Taking a Holistic Approach to Reducing Risk

Like many things in life, taking a holistic approach is often the best way to yield greater performance and reach, and cyber security makes no exception – in the pursuit of improved performance by reduced risk. But how do you take a holistic approach to cyber? This week’s insight explores.

Cyber security is a collective term used to describe the measures put in place to reduce the risk associated with cyber-attacks. It has been around for about half a century since the advent of computers and the invention of the internet. Initially focused on the protection of Information Technology (IT), cyber security has evolved to embrace Operational Technology (OT) as digitalised industrial automation and control systems have become prevalent.

Over the years considerable effort has been taken in managing cyber threat through key design measures, such as air gaps and firewalls, but with the ever-changing landscape of cyber-threats, which are evidently able to infiltrate IT and OT, it is essential to widen the focus if we are to effectively manage the risk.

The holistic approach incorporates the three complementary cyber security risk reduction enablers illustrated below, namely design, management systems and culture, applied throughout the IT or OT lifecycle; and integrates with physical aspects of security.


Design is arguably the most effective of the three enablers. It is best considered alongside a cyber security hierarchy of controls to help prioritise possible cyber security measures.

The preferred option during design is to eliminate the potential for a cyber-attack (e.g. design analogue or passive OT systems) or eliminate paths for cyber-attacks (e.g. system not connected to the internet or other IT systems). Next, consideration must be given to reducing cyber-attack paths in the design of the system (e.g. reduced number of logical entry points).

Design robustness is crucial. It includes the design of a defensive system architecture as well as software programming measures to ensure system confidentiality, integrity and availability. A cyber security risk assessment (CSRA) of the system design against a broad range of threat actors and sources, including blended cyber and physical attacks, will identify the need for any additional requirements.

These may lead to active systems (e.g. system monitoring) and/or control measures (e.g. procedural security measures or applying the principle of least privilege) and/ or physical security measures (e.g. hardened cabinet for digital equipment or physical port blockers for connection points).


Effective cyber security requires cyber security processes and procedures to complement the design measures. These need to be in place and followed not only during the use of the OT/ IT system but throughout its entire lifecycle, from initial concept, design and manufacture, right through to operation, upgrade and eventual removal.

Effective management system procedures need to be embedded not just within the organisation operating the system but throughout the associated supply chain.

Why? Well, during the system design or build, a latent cyber threat introduced into the system by a supplier may remain undetected and can be exploited years later as the basis for a cyber-attack during operations. During maintenance or upgrade, portable devices used to upgrade software can also provide a convenient path for a cyber-attack on systems that have been air-gapped from the internet, so it’s important to have a full 360 view on operations.


Last but certainly not least is the nurturing and cultivation of a proactive security culture. Ultimately, the effectiveness of a robust system design and management system in reducing the risk of cyber-attacks can be compromised by the actions of people interfacing with the system, whether intentional or not.
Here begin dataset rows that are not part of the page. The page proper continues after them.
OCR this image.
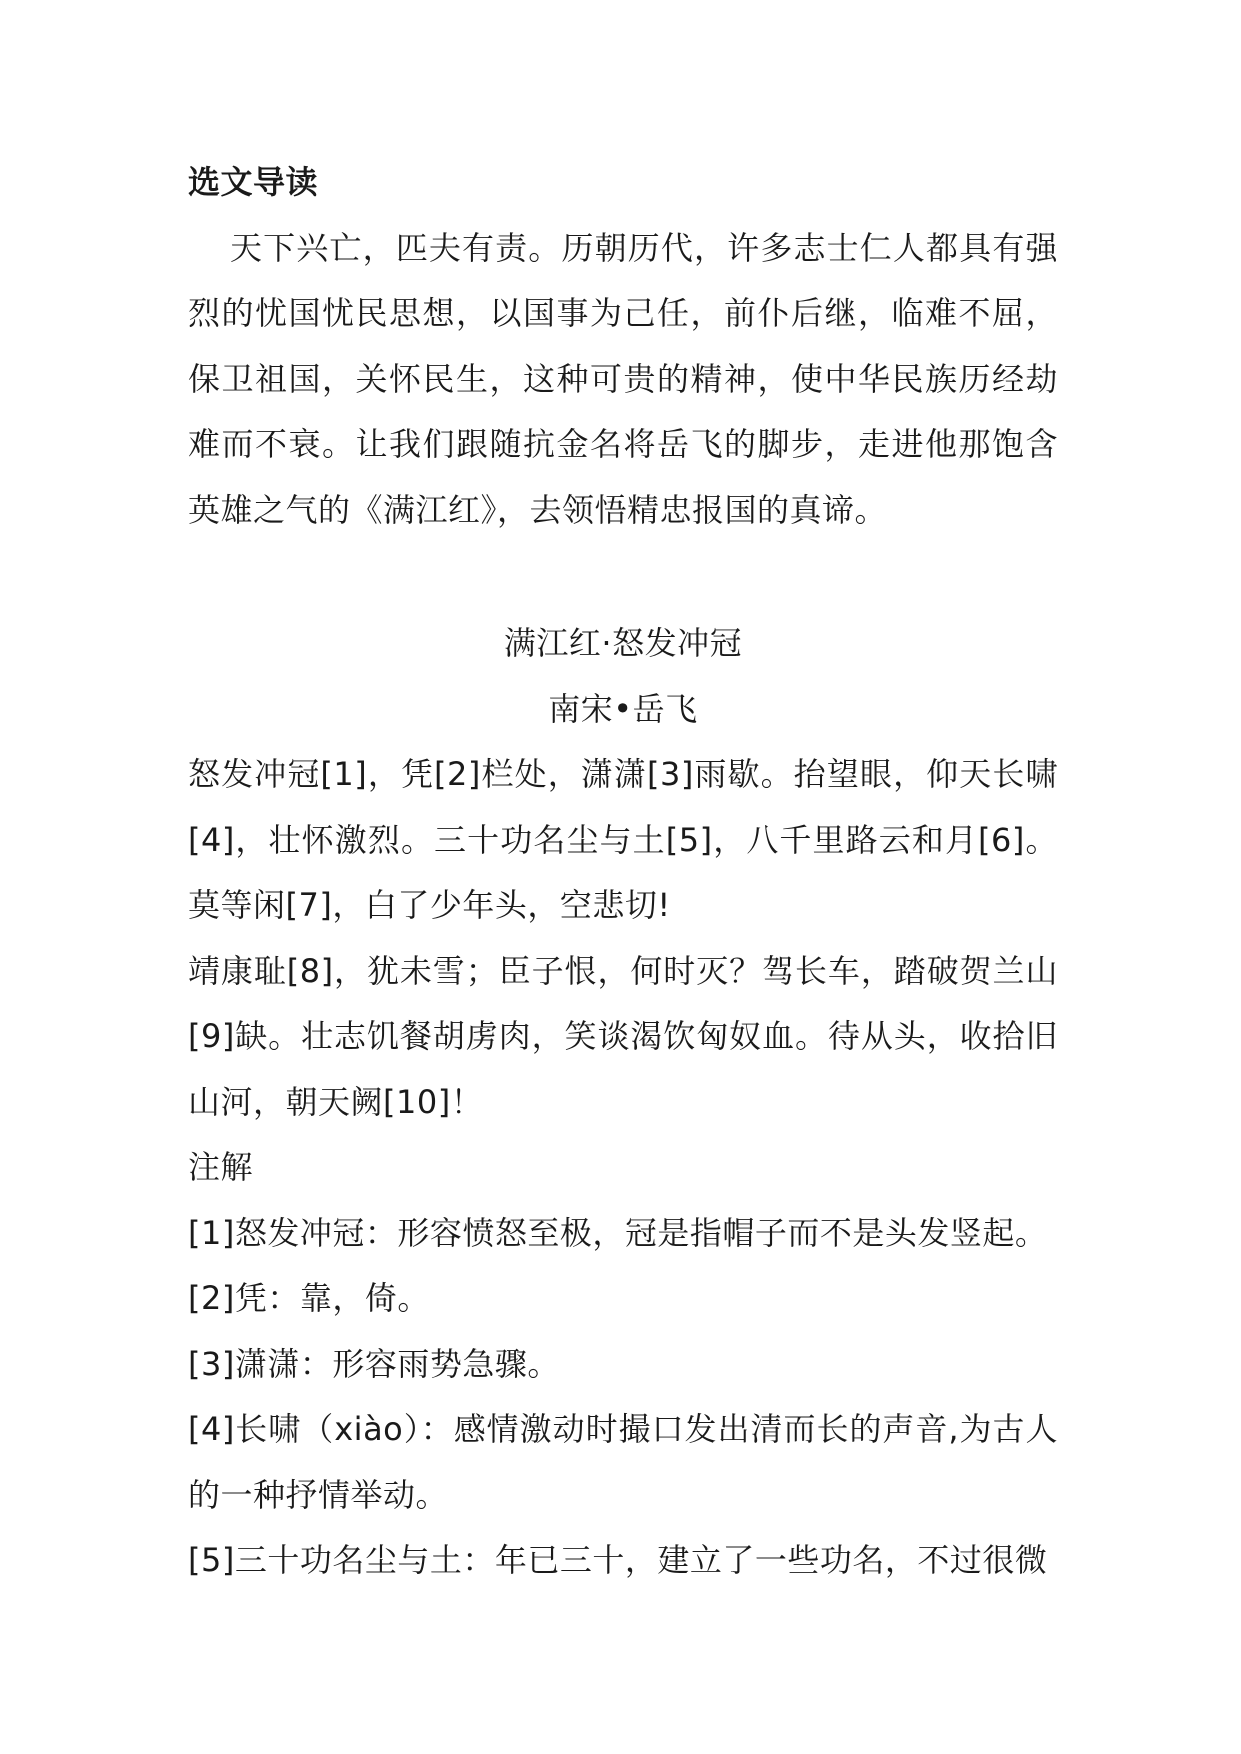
选文导读

天下兴亡，匹夫有责。历朝历代，许多志士仁人都具有强烈的忧国忧民思想，以国事为己任，前仆后继，临难不屈，保卫祖国，关怀民生，这种可贵的精神，使中华民族历经劫难而不衰。让我们跟随抗金名将岳飞的脚步，走进他那饱含英雄之气的《满江红》，去领悟精忠报国的真谛。

满江红·怒发冲冠

南宋•岳飞

怒发冲冠[1]，凭[2]栏处，潇潇[3]雨歇。抬望眼，仰天长啸[4]，壮怀激烈。三十功名尘与土[5]，八千里路云和月[6]。莫等闲[7]，白了少年头，空悲切!

靖康耻[8]，犹未雪；臣子恨，何时灭？驾长车，踏破贺兰山[9]缺。壮志饥餐胡虏肉，笑谈渴饮匈奴血。待从头，收拾旧山河，朝天阙[10]！

注解

[1]怒发冲冠：形容愤怒至极，冠是指帽子而不是头发竖起。

[2]凭：靠，倚。

[3]潇潇：形容雨势急骤。

[4]长啸（xiào）：感情激动时撮口发出清而长的声音,为古人的一种抒情举动。

[5]三十功名尘与土：年已三十，建立了一些功名，不过很微
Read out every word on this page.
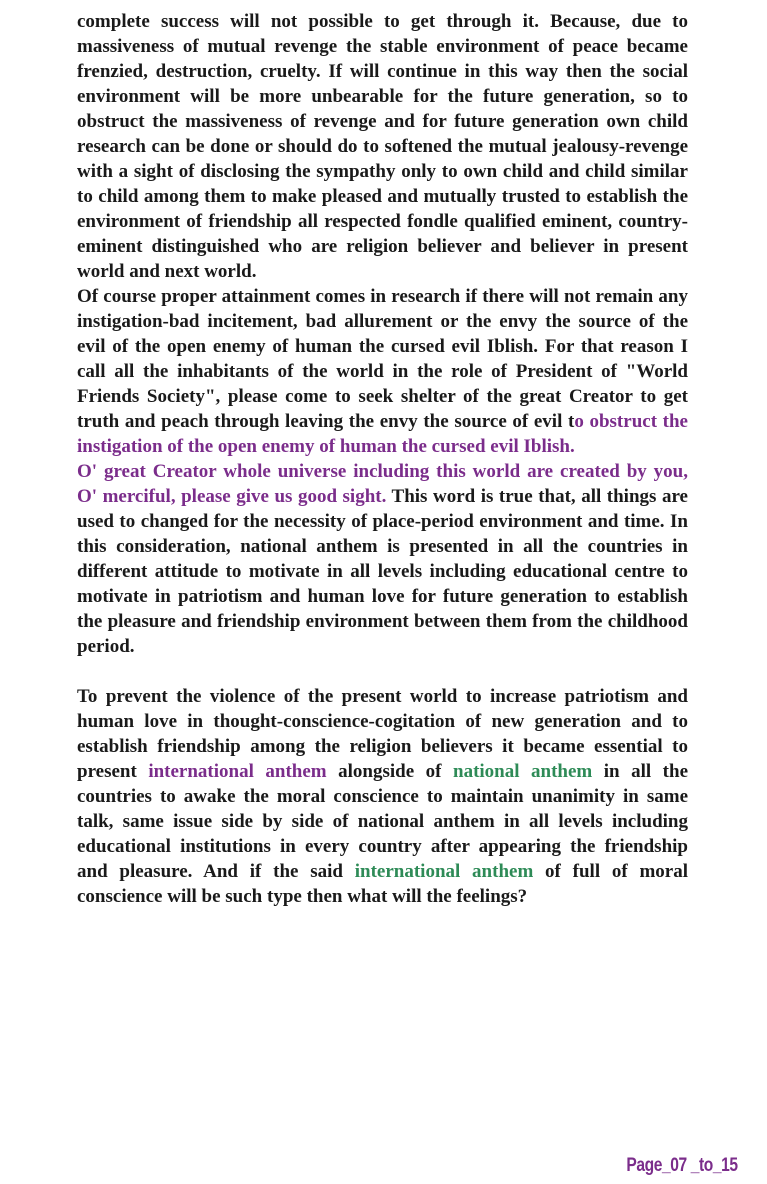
complete success will not possible to get through it. Because, due to massiveness of mutual revenge the stable environment of peace became frenzied, destruction, cruelty. If will continue in this way then the social environment will be more unbearable for the future generation, so to obstruct the massiveness of revenge and for future generation own child research can be done or should do to softened the mutual jealousy-revenge with a sight of disclosing the sympathy only to own child and child similar to child among them to make pleased and mutually trusted to establish the environment of friendship all respected fondle qualified eminent, country-eminent distinguished who are religion believer and believer in present world and next world.

Of course proper attainment comes in research if there will not remain any instigation-bad incitement, bad allurement or the envy the source of the evil of the open enemy of human the cursed evil Iblish. For that reason I call all the inhabitants of the world in the role of President of "World Friends Society", please come to seek shelter of the great Creator to get truth and peach through leaving the envy the source of evil to obstruct the instigation of the open enemy of human the cursed evil Iblish.

O' great Creator whole universe including this world are created by you, O' merciful, please give us good sight. This word is true that, all things are used to changed for the necessity of place-period environment and time. In this consideration, national anthem is presented in all the countries in different attitude to motivate in all levels including educational centre to motivate in patriotism and human love for future generation to establish the pleasure and friendship environment between them from the childhood period.

To prevent the violence of the present world to increase patriotism and human love in thought-conscience-cogitation of new generation and to establish friendship among the religion believers it became essential to present international anthem alongside of national anthem in all the countries to awake the moral conscience to maintain unanimity in same talk, same issue side by side of national anthem in all levels including educational institutions in every country after appearing the friendship and pleasure. And if the said international anthem of full of moral conscience will be such type then what will the feelings?

Page_07 _to_15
This could include inadvertently opening up a phishing email or connecting an infected USB stick to an IT or OT system, or simply not adhering to logical access control procedures.

A proactive security culture will drive the desired behaviours within the operating organisation and associated supply chain.

Effective security requires motivating people to comply with well-defined procedures. Crucial to success here is the visible commitment of leaders to security, as well as providing cyber security awareness and regular refresher training for all individuals involved with the organisation from employees to stakeholders and supply chain.

Developing a mature security culture does not happen overnight; and it can be painstaking in parts. It takes time and continual dedication, but is as important as the other elements of the holistic approach. Something we at Juberi are well versed in being able to assist your company with. 

To effectively reduce the risks of today, a holistic approach to cyber security must consider the three risk reduction enablers of design, management systems and culture throughout the different stages of the system lifecycle and its reach must go far beyond the organisation itself.